Terzo capitolo: il trattenimento. La bozza contiene una norma che, nei CPR, limita la “libera detenzione” dei cellulari: i telefoni vengono custoditi dal gestore e messi a disposizione solo in orari e modalità autorizzate. È una scelta che ha un significato politico chiarissimo: ridurre voce, prova, contatto, controllo dal basso. Non è solo disciplina interna: è un colpo alla visibilità di ciò che accade nei luoghi dove lo Stato trattiene persone che non hanno commesso reati, ma sono considerate “gestione di flusso”.

In controluce, si intravede anche il rischio costituzionale classico di questo ciclo politico: quando ampli la discrezionalità dell’esecutivo e rendi più “automatiche” le procedure di frontiera e trattenimento, entri nel territorio dell’articolo 13 (libertà personale), dell’articolo 24 (difesa) e del principio di ragionevolezza. Alcuni commenti giuridici, già in questi mesi, avvertono che la traiettoria complessiva delle misure “di sicurezza” tende a spostarsi fuori dal solco della Carta, proprio perché normalizza eccezioni e scorciatoie.

La politica lo chiamerà “governo dei confini”. Ma il confine, qui, è soprattutto un metodo: rendere la vulnerabilità una leva, trasformare la persona in una pratica, ridurre le garanzie a un intralcio, e presentare il tutto come inevitabile. È una crudeltà amministrativa che non si sporca le mani: delega, interdice, trasferisce, trattiene, limita i contatti, irrigidisce le protezioni. Poi si nasconde dietro lo slogan più comodo di tutti: sicurezza.

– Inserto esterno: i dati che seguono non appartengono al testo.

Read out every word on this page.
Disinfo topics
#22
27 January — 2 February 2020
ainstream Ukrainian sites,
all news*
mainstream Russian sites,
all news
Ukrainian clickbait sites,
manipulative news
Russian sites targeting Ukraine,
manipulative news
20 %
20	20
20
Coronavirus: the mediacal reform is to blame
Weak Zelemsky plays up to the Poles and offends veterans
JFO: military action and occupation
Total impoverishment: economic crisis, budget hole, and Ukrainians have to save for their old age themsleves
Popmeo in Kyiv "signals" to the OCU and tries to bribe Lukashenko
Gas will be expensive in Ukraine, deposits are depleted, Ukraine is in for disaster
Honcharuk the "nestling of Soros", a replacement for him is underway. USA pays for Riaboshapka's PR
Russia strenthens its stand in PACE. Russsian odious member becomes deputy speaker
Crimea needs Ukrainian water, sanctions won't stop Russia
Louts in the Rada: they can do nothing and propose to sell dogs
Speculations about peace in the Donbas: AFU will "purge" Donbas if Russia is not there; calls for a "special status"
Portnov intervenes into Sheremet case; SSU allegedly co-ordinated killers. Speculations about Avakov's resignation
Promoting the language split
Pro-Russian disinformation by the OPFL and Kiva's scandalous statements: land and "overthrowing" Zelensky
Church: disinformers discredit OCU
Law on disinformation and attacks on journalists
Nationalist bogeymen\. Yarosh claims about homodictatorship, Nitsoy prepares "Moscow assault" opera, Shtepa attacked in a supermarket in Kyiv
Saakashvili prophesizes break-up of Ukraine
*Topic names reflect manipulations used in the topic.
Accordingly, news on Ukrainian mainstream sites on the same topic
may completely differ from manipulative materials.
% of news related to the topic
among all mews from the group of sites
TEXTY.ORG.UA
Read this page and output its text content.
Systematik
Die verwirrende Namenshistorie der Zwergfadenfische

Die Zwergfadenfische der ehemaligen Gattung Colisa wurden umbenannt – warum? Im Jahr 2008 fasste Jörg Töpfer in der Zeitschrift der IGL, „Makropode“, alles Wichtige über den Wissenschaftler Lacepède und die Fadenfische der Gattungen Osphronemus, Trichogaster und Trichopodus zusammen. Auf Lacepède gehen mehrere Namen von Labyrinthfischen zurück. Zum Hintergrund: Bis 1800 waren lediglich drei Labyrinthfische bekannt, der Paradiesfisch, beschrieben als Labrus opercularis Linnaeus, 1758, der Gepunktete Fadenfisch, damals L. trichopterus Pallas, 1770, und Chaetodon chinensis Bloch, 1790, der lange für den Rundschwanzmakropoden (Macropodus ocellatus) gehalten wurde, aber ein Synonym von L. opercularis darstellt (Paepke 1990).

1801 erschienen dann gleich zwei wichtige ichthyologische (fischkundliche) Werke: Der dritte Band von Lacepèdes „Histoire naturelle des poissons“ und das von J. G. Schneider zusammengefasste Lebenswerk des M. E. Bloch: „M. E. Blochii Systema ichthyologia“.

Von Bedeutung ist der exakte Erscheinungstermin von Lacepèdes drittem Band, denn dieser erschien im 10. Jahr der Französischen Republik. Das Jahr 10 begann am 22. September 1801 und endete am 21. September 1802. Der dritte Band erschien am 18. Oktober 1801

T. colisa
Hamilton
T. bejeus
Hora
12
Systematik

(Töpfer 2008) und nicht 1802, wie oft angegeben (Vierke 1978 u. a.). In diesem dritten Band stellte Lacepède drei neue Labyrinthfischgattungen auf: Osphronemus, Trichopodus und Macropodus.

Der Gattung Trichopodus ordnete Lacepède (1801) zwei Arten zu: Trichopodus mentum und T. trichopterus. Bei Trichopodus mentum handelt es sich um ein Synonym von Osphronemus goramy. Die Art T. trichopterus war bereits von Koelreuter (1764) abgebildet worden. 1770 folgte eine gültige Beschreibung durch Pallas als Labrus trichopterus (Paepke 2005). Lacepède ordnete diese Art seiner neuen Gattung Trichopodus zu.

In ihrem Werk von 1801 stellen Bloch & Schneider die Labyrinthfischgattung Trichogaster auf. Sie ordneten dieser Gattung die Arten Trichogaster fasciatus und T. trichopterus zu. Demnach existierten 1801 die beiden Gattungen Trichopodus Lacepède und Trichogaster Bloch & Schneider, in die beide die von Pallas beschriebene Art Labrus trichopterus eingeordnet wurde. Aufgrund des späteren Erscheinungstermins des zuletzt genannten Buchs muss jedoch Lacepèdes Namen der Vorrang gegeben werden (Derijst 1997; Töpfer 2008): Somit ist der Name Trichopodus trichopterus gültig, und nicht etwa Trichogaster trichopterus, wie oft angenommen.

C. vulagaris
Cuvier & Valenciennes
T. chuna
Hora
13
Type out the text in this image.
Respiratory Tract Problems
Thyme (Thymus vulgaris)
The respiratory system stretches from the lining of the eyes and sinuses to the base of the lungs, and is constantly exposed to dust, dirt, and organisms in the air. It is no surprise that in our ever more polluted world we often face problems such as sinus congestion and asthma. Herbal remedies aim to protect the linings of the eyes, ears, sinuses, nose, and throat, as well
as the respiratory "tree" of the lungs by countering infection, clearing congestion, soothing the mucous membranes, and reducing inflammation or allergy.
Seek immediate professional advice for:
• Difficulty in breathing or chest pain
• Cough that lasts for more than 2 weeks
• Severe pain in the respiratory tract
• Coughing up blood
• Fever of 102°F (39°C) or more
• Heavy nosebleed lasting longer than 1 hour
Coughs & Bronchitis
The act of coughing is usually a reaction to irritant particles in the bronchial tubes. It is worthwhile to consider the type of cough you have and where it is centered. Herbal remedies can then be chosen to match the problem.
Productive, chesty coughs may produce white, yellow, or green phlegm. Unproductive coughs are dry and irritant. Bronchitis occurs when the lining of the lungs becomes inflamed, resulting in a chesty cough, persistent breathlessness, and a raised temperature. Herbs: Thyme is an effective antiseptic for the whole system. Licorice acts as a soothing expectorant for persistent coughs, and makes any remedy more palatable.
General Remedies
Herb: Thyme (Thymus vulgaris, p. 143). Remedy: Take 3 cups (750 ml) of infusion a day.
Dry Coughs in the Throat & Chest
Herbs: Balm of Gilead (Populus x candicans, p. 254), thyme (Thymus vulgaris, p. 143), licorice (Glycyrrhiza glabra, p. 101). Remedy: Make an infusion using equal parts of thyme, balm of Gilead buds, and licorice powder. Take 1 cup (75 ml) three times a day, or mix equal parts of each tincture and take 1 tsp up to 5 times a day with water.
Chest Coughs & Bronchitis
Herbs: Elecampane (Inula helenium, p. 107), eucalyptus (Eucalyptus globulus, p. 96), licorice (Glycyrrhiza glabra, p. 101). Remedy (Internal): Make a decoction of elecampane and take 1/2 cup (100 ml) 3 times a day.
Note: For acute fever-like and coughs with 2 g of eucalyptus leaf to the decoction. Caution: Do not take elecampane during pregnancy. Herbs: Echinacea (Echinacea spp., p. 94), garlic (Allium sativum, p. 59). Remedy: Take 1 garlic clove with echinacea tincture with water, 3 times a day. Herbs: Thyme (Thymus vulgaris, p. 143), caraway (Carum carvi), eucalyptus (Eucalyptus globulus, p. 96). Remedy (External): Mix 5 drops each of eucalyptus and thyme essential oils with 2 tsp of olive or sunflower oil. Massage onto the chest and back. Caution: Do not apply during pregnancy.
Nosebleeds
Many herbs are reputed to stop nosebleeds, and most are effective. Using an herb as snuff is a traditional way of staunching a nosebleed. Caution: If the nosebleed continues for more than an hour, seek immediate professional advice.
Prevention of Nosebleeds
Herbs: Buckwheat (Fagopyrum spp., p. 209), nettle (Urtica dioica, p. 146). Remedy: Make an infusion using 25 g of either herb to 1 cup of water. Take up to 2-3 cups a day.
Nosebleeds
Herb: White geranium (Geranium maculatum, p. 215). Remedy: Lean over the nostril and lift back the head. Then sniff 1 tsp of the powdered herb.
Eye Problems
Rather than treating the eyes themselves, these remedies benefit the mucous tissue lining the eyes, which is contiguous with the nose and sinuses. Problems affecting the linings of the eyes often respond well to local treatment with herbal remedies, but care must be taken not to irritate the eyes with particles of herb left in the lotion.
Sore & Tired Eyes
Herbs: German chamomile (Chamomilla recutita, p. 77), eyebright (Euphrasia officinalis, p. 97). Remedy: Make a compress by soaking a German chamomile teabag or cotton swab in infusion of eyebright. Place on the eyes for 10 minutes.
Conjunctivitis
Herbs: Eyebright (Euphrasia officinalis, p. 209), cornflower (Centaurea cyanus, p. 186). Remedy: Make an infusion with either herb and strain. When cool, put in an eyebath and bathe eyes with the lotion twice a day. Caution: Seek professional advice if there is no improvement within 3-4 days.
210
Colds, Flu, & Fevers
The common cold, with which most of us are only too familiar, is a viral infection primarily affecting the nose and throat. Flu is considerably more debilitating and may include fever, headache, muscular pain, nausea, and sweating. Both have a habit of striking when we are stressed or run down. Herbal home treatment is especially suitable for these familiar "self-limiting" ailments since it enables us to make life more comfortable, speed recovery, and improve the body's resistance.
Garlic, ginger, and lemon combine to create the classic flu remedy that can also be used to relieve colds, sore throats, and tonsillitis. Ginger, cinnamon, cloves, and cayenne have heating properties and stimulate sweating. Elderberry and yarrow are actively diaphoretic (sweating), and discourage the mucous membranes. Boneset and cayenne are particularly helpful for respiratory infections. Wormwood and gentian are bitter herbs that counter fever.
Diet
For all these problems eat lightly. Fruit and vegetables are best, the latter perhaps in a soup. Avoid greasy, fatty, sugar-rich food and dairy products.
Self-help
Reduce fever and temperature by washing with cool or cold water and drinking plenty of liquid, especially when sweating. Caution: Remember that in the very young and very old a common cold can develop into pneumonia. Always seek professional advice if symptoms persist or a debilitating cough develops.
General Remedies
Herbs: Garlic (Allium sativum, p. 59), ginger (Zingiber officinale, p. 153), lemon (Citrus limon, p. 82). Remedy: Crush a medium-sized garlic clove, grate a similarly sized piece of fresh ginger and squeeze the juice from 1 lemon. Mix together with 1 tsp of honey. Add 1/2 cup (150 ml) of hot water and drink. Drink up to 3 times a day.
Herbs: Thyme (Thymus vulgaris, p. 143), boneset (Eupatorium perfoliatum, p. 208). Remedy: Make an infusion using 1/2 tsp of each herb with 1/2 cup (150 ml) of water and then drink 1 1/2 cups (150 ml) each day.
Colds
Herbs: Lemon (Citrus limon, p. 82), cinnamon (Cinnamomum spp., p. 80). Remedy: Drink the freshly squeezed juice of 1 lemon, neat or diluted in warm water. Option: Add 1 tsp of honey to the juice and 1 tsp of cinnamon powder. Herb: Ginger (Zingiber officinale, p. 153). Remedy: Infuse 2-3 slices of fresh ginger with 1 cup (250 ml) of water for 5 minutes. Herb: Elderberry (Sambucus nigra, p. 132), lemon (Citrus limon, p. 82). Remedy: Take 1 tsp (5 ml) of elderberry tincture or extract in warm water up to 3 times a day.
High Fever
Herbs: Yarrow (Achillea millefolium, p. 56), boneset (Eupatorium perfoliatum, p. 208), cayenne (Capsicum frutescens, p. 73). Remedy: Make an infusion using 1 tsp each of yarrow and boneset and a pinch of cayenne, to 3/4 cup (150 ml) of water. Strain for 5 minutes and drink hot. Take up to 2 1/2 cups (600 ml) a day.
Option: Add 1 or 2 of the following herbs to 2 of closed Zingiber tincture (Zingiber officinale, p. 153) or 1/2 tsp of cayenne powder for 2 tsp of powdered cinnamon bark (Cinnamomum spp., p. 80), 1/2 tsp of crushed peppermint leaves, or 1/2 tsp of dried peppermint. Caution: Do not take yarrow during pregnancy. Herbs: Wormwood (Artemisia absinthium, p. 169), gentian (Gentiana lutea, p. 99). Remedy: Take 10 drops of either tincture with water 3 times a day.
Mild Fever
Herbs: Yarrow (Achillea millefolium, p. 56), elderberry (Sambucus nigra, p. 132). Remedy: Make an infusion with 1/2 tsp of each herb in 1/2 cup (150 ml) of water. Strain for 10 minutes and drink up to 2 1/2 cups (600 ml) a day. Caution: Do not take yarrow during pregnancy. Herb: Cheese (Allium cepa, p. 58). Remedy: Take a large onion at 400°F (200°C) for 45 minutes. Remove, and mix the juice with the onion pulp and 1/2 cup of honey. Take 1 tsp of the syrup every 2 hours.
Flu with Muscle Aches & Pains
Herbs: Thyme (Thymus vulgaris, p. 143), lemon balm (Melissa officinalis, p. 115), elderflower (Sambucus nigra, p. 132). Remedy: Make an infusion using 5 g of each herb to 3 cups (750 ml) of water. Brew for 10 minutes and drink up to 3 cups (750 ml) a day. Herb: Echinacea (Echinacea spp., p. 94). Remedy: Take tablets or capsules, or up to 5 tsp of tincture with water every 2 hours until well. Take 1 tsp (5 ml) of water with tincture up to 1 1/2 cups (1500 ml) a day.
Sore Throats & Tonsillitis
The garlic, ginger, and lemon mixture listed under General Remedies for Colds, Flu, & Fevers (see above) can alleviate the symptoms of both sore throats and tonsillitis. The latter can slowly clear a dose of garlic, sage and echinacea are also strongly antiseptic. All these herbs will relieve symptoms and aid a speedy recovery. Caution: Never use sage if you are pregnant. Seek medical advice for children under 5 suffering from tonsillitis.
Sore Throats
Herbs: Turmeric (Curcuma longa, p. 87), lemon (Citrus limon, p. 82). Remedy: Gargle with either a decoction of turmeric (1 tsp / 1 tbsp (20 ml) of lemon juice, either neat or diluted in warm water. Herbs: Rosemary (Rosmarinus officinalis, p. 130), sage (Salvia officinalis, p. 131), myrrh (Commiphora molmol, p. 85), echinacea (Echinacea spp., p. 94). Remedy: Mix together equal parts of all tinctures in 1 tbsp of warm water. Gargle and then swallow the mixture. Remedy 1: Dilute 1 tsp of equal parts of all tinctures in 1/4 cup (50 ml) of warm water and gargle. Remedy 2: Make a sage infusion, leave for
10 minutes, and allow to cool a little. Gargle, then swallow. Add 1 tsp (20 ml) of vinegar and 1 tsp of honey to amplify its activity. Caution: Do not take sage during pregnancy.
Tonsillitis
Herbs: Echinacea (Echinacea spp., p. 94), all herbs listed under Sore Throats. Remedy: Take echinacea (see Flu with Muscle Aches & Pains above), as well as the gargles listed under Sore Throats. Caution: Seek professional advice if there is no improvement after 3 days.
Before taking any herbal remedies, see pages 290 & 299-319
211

Se volete una cartina di tornasole semplice: un Paese davvero sicuro non ha bisogno di spegnere telefoni nei centri, di spostare persone “altrove” con intese opache, di trasformare il diritto in un premio per chi ha già i requisiti. Un Paese sicuro regge la legalità anche quando è faticosa. Qui, invece, si sta costruendo un sistema che funziona meglio quando nessuno guarda.